Staff Review: Inside the O’Briens by Lisa Genova

Inside the O’Briens

by Lisa Genova

In this book, author and neuroscientist Lisa Genova once again invites us into the lives of a family dealing with a neurological disease. Her previous books have given readers insight into Alzheimer’s Disease (Still Alice), autism (Love Anthony) and Left Neglect (Left Neglected). Rather than a laundry list of symptoms and medical-speak, though, she always gives us characters you come to care about and relate to, and shows you what the impact is not only on the sufferer, but the family as well.

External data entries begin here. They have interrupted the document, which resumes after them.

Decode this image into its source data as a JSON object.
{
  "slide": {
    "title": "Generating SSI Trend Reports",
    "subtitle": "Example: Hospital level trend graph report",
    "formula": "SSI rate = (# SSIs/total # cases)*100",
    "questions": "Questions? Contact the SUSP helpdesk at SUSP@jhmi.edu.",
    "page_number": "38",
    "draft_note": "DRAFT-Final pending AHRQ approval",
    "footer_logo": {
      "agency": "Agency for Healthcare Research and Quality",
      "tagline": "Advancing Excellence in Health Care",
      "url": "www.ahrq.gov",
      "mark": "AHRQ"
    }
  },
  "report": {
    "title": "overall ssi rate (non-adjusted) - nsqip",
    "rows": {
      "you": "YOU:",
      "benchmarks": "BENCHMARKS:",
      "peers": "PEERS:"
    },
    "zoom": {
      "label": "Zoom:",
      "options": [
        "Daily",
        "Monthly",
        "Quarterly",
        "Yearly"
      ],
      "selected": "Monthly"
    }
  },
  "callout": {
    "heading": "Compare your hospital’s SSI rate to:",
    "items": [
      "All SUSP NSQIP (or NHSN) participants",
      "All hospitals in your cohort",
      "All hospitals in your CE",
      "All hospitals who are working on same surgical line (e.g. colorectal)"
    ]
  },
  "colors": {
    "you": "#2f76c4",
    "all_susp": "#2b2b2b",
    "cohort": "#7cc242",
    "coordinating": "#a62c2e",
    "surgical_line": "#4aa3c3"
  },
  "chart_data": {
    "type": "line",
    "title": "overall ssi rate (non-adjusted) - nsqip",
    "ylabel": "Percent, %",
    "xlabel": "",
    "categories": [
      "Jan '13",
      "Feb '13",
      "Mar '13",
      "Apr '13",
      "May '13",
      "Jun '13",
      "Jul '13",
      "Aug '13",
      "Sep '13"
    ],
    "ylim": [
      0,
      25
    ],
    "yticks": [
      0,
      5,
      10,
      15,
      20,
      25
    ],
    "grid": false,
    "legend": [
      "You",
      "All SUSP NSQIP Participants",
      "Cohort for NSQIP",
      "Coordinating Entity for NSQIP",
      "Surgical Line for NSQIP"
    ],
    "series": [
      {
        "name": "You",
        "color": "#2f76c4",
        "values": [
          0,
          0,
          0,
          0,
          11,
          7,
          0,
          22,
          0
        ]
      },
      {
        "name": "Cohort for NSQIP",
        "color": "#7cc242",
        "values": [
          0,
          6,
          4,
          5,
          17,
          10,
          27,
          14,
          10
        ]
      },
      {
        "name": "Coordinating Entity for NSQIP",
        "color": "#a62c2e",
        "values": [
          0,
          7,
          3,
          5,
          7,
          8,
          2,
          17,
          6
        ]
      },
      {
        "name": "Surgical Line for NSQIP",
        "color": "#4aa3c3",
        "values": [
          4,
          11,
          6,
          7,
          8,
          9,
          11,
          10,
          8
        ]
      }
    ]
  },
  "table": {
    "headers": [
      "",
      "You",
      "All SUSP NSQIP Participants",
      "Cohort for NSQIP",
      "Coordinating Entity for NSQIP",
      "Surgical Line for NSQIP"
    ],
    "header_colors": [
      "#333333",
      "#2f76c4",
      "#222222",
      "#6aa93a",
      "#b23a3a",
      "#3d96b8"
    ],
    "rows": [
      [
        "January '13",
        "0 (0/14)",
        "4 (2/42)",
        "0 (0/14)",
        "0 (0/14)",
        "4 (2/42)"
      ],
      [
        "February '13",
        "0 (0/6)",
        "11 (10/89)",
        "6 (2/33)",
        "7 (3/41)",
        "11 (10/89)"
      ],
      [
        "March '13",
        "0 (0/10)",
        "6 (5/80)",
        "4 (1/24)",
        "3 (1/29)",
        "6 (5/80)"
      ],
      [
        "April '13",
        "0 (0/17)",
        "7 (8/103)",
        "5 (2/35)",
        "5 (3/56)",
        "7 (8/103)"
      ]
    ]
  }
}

This time, it’s Huntington’s Disease, and it has a devastating effect on the O’Brien family. Joe, the father and husband, is a Boston cop with 25 years of service, a loving wife and four grown kids who all still live at home with them. What he initially dismisses as a bad knee, random twitches and normal outbursts of anger turns out to be Huntington’s Disease.

While it’s a crushing blow for Joe and his wife, Rosie, to accept the fact that he is facing only about 10 more years to live and an agonizing death, it’s overwhelming when they’re told that each of their four children might have the genetic marker for the disease. You wouldn’t think it’s possible to compound this kind of pain, but on the night they finally decide to tell their children about Joe’s diagnosis, they find out that their oldest son and his wife are expecting a baby — a baby who well might end up with HD if the father, JJ, has inherited it from Joe.

The four children are left with the dilemma of getting a test to see if they are gene positive for Huntington’s or living with uncertainty. As they each struggle in their own ways, Joe’s symptoms progress to the point of being so noticeable that he has to leave the police force — a tremendous blow for a man for whom the uniform and badge are a part of his very being. Rosie is being her usual selfless and supportive self, while internally struggling with the possibility of losing every member of her family to Huntington’s. It tests her strength and her faith.

The emotions are raw and real in this book, as a family deals with bottom-line issues. Lisa Genova has done it again.